That looks REALLY good, Paymaster!   Just curious, what kind of bread is that?


----------



## msmofet (Mar 21, 2015)

Cheryl J said:


> That looks REALLY good, Paymaster!  Just curious, what kind of bread is that?


 Looks like marbled pumpernickel.


----------



## Paymaster (Mar 22, 2015)

msmofet said:


> Looks like marbled pumpernickel.



Marbled Rye.


----------



## CraigC (Mar 22, 2015)

Just put my pastrami on the Egg.


----------



## RPCookin (Mar 22, 2015)

msmofet said:


> I put my crushed red pepper flakes in a grinder. That way there isn't any hot spots just a nice sprinkling of heat all over.
> 
> I use ground ghost pepper by the PINCH in my chili. That stuff is hot!
> I have never seen ghost pepper salt but will look for it because it sounds wonderful.



Ghost pepper salt seems to have become popular, at least here in Colorado.  We bought an 8 piece sampler of hot seasonings from Savory Spice Shop and there was a 2.5 oz bottle of it in that, then for Christmas my brother-in-law and his wife gave us a 3.5 oz bottle of it from High Plains Spice Shop, as well as a bottle of habeñero salt, so we are set for heat for the foreseeable future.


----------



## Roll_Bones (Mar 22, 2015)

msmofet said:


> I put my crushed red pepper flakes in a grinder. That way there isn't any hot spots just a nice sprinkling of heat all over.

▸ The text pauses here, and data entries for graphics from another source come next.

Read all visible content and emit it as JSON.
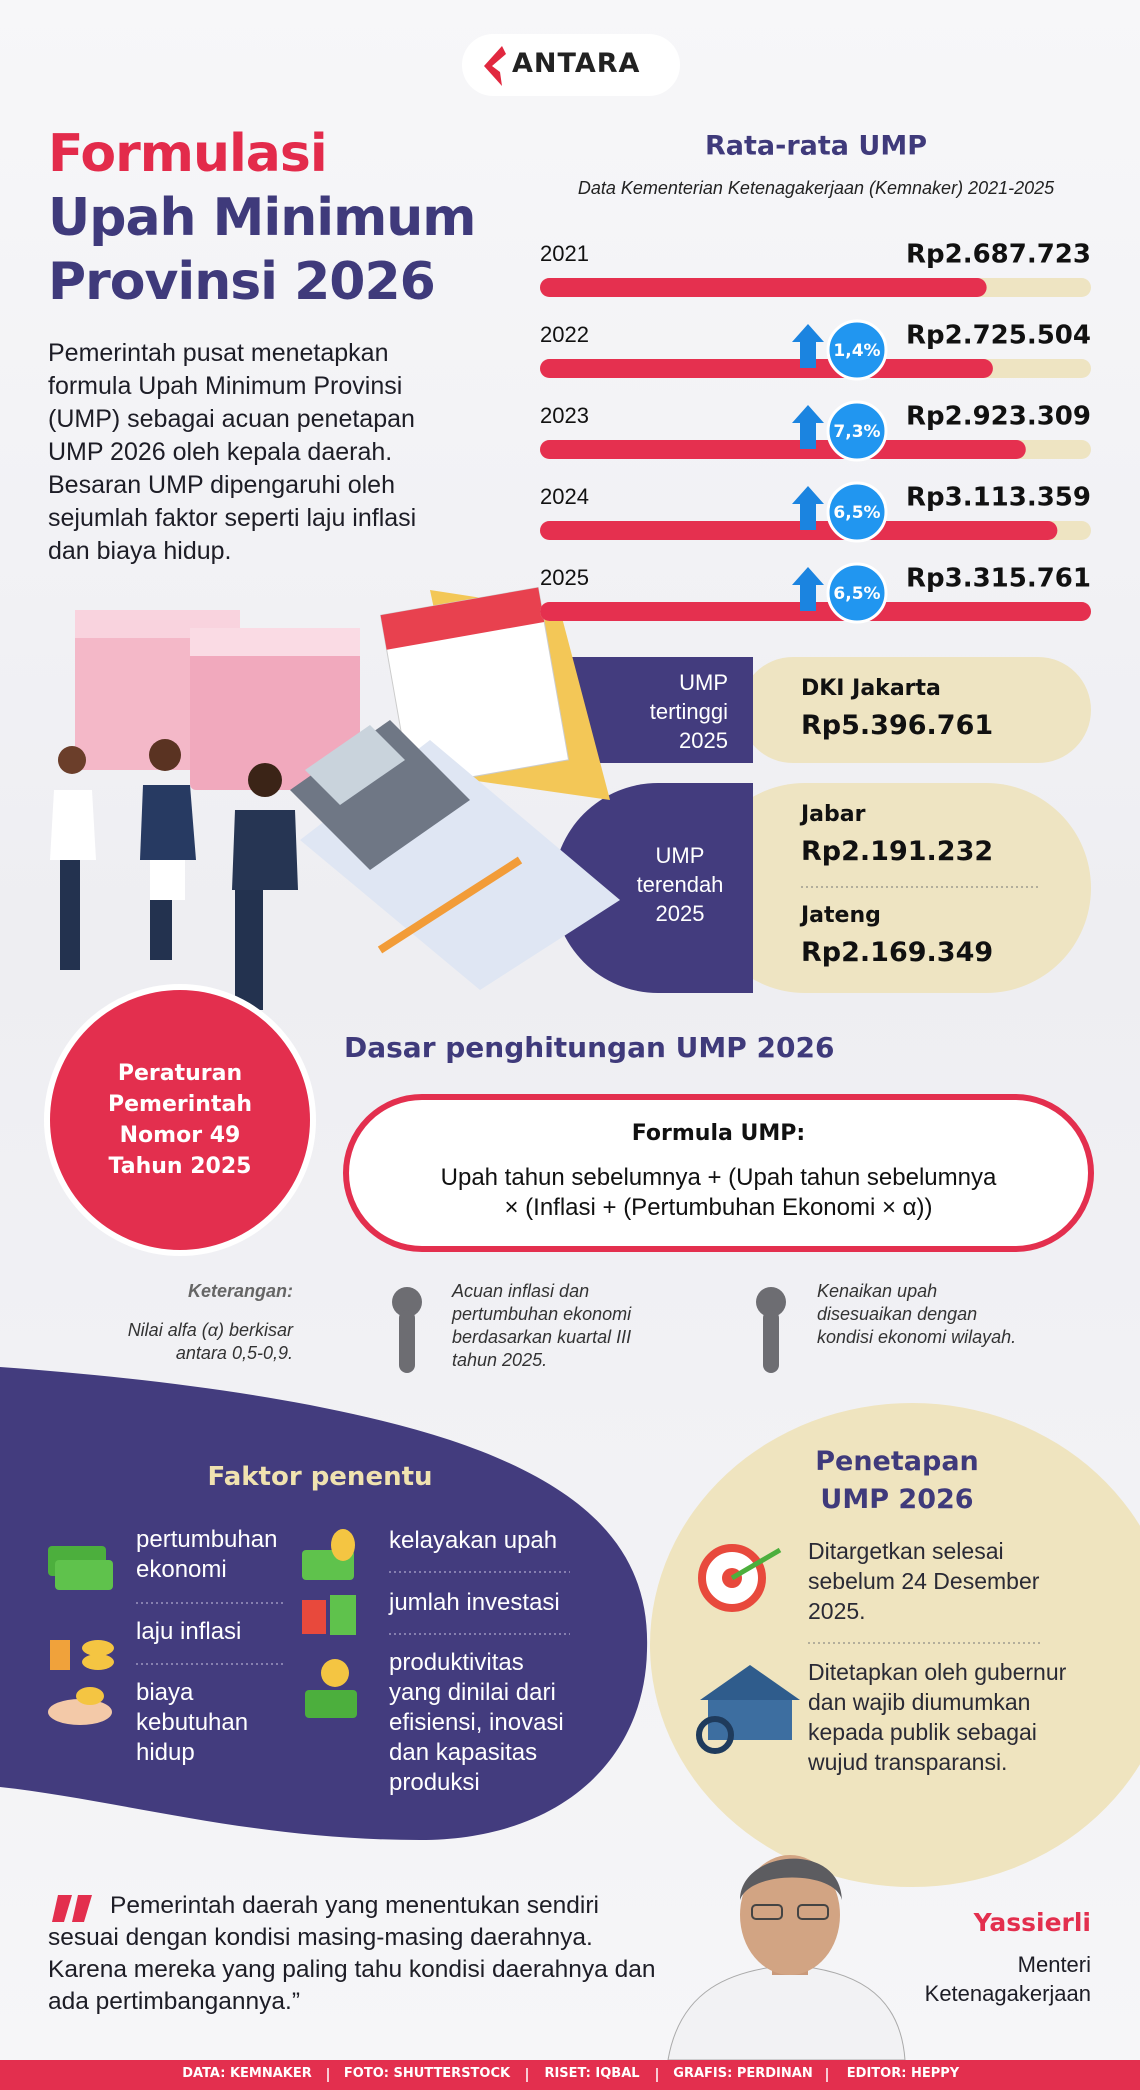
{
  "header": {
    "logo": "ANTARA",
    "title_lines": [
      "Formulasi",
      "Upah Minimum",
      "Provinsi 2026"
    ],
    "intro": "Pemerintah pusat menetapkan formula Upah Minimum Provinsi (UMP) sebagai acuan penetapan UMP 2026 oleh kepala daerah. Besaran UMP dipengaruhi oleh sejumlah faktor seperti laju inflasi dan biaya hidup."
  },
  "chart_data": {
    "type": "bar",
    "orientation": "horizontal",
    "title": "Rata-rata UMP",
    "subtitle": "Data Kementerian Ketenagakerjaan (Kemnaker) 2021-2025",
    "categories": [
      "2021",
      "2022",
      "2023",
      "2024",
      "2025"
    ],
    "values": [
      2687723,
      2725504,
      2923309,
      3113359,
      3315761
    ],
    "value_labels": [
      "Rp2.687.723",
      "Rp2.725.504",
      "Rp2.923.309",
      "Rp3.113.359",
      "Rp3.315.761"
    ],
    "growth_labels": [
      null,
      "1,4%",
      "7,3%",
      "6,5%",
      "6,5%"
    ],
    "color": "#e5304f",
    "track_color": "#eee4c2",
    "xlim": [
      0,
      3315761
    ]
  },
  "extremes": {
    "highest": {
      "label": "UMP tertinggi 2025",
      "entries": [
        {
          "region": "DKI Jakarta",
          "value": "Rp5.396.761"
        }
      ]
    },
    "lowest": {
      "label": "UMP terendah 2025",
      "entries": [
        {
          "region": "Jabar",
          "value": "Rp2.191.232"
        },
        {
          "region": "Jateng",
          "value": "Rp2.169.349"
        }
      ]
    }
  },
  "regulation": "Peraturan Pemerintah Nomor 49 Tahun 2025",
  "formula": {
    "heading": "Dasar penghitungan UMP 2026",
    "title": "Formula UMP:",
    "lines": [
      "Upah tahun sebelumnya + (Upah tahun sebelumnya",
      "× (Inflasi + (Pertumbuhan Ekonomi × α))"
    ]
  },
  "notes": {
    "heading": "Keterangan:",
    "items": [
      "Nilai alfa (α) berkisar antara 0,5-0,9.",
      "Acuan inflasi dan pertumbuhan ekonomi berdasarkan kuartal III tahun 2025.",
      "Kenaikan upah disesuaikan dengan kondisi ekonomi wilayah."
    ]
  },
  "factors": {
    "heading": "Faktor penentu",
    "items": [
      "pertumbuhan ekonomi",
      "laju inflasi",
      "biaya kebutuhan hidup",
      "kelayakan upah",
      "jumlah investasi",
      "produktivitas yang dinilai dari efisiensi, inovasi dan kapasitas produksi"
    ]
  },
  "determination": {
    "heading": "Penetapan UMP 2026",
    "items": [
      "Ditargetkan selesai sebelum 24 Desember 2025.",
      "Ditetapkan oleh gubernur dan wajib diumumkan kepada publik sebagai wujud transparansi."
    ]
  },
  "quote": {
    "text": "Pemerintah daerah yang menentukan sendiri sesuai dengan kondisi masing-masing daerahnya. Karena mereka yang paling tahu kondisi daerahnya dan ada pertimbangannya.”",
    "name": "Yassierli",
    "role": "Menteri Ketenagakerjaan"
  },
  "credits": [
    "DATA: KEMNAKER",
    "FOTO: SHUTTERSTOCK",
    "RISET: IQBAL",
    "GRAFIS: PERDINAN",
    "EDITOR: HEPPY"
  ]
}
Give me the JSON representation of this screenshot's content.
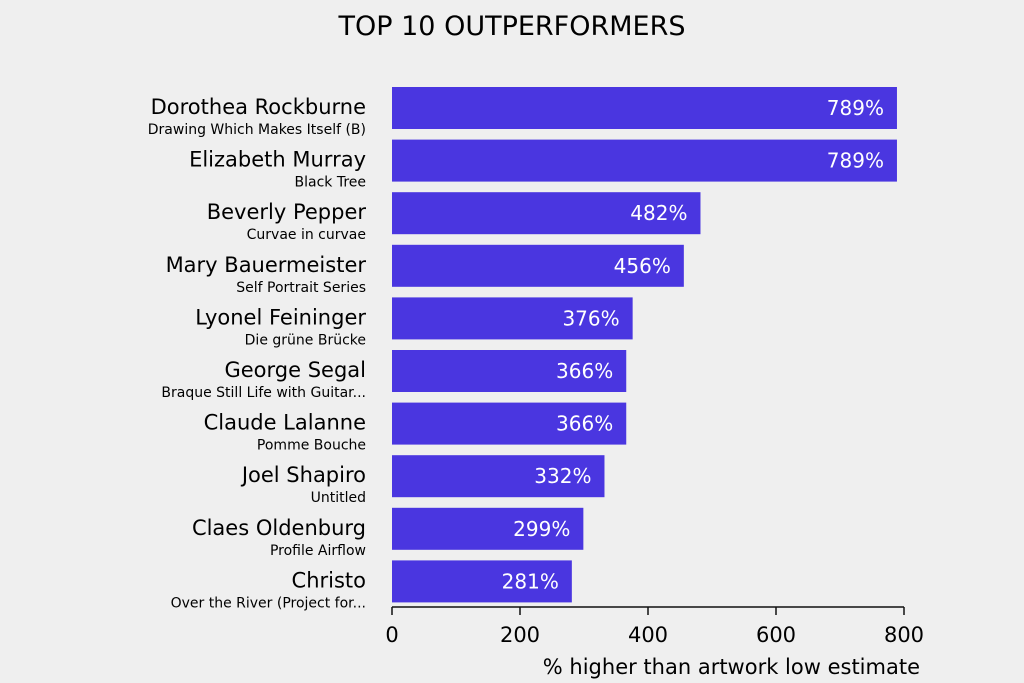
{
  "chart_data": {
    "type": "bar",
    "orientation": "horizontal",
    "title": "TOP 10 OUTPERFORMERS",
    "xlabel": "% higher than artwork low estimate",
    "ylabel": "",
    "xlim": [
      0,
      800
    ],
    "xticks": [
      0,
      200,
      400,
      600,
      800
    ],
    "grid": false,
    "bar_color": "#4a36e0",
    "value_suffix": "%",
    "categories": [
      {
        "artist": "Dorothea Rockburne",
        "artwork": "Drawing Which Makes Itself (B)"
      },
      {
        "artist": "Elizabeth Murray",
        "artwork": "Black Tree"
      },
      {
        "artist": "Beverly Pepper",
        "artwork": "Curvae in curvae"
      },
      {
        "artist": "Mary Bauermeister",
        "artwork": "Self Portrait Series"
      },
      {
        "artist": "Lyonel Feininger",
        "artwork": "Die grüne Brücke"
      },
      {
        "artist": "George Segal",
        "artwork": "Braque Still Life with Guitar..."
      },
      {
        "artist": "Claude Lalanne",
        "artwork": "Pomme Bouche"
      },
      {
        "artist": "Joel Shapiro",
        "artwork": "Untitled"
      },
      {
        "artist": "Claes Oldenburg",
        "artwork": "Profile Airflow"
      },
      {
        "artist": "Christo",
        "artwork": "Over the River (Project for..."
      }
    ],
    "values": [
      789,
      789,
      482,
      456,
      376,
      366,
      366,
      332,
      299,
      281
    ]
  }
}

We like the hot spots and rarely add pepper flakes while cooking.
I like to add some when its done so you get a pop now and again.
Of course some dishes need it added in the beginning. We like it this way to.


----------



## Cheryl J (Mar 22, 2015)

Paymaster said:


> Marbled Rye.


 
Thank you, PM.  The bread looks delicious.


----------



## CWS4322 (Mar 22, 2015)

I love pastrami, Montreal smoked meat, corned beef. I just can't eat them very often--I end up having to drink jugs of water because of the salt.


----------



## TomMane (Mar 25, 2015)

*easy but it takles practise.*



msmofet said:


> Ok I have one of these > http://www.charbroil.com/the-big-easy-tru-infrared/the-big-easy-smoker-roaster-and-grill-14101550.html
> 
> 
> 
> ...


this is one of those gadgets that can take a bit of practice, fortunatley i had to use one of these in my first chef role, Kudos delivered which while a good, no actually the best catering company in the UK - and one that liked to have their gadgets likes this didnt like to bother train you on them so after weeks of trial and erros its quite easy. make sure the lid is not totally sealed, that allows better air circulation. thats they only tip you need.


----------



## Addie (Mar 25, 2015)

Welcome to DC Tom-Mane. This is a fun place for foodies. Lots of information flowing about, Some heavy discussions, but mostly light. So sit back and enjoy yourself.


----------